HappyHorse 1.1: Alibaba Upgrades Its Top-Ranked Video Model With Native Audio and Multi-Reference

Alibaba's HappyHorse 1.1 adds synchronized native audio, multilingual lip-sync, up to 9 reference images, and 1080p output. Built on a 15B unified transformer, it was the second-ranked video model in April.
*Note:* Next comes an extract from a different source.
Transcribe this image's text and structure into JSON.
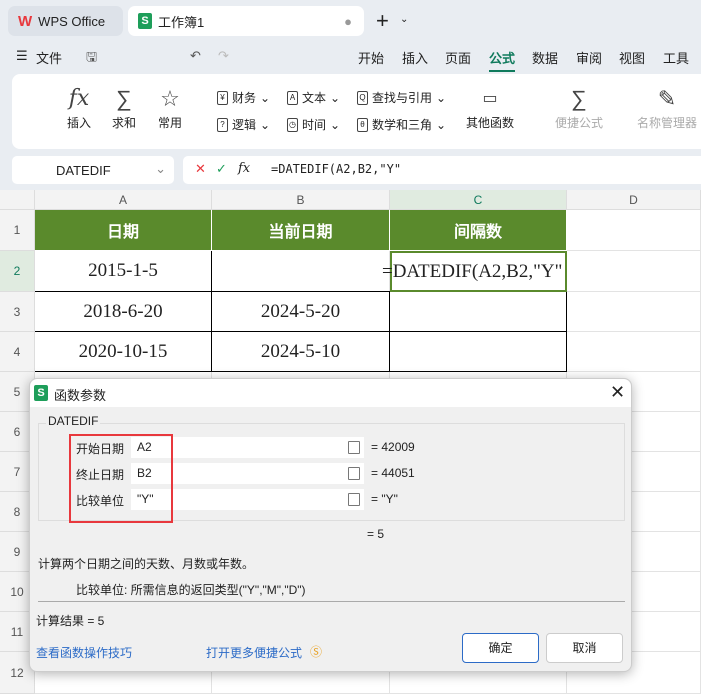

Here's what changed and how to use it on fal.ai today.

·6 min read·Yash Thakker
AI VideoAlibabaGenerative AIVideo Modelsfal.ai
HappyHorse 1.1: Alibaba Upgrades Its Top-Ranked Video Model With Native Audio and Multi-Reference

Alibaba's video generation model just got a major upgrade — and it started from an already strong position.

HappyHorse 1.1 (快乐小马, Kuàilè Xiǎomǎ) dropped today from Alibaba's ATH Innovation Unit. Version 1.0 launched in April 2026 and immediately ranked second on Arena.ai across text-to-video, image-to-video, and video editing benchmarks — behind only ByteDance's Seedance 2.0. 1.1 addresses the main gaps in the original: audio synchronization, lip-sync, and multi-reference consistency.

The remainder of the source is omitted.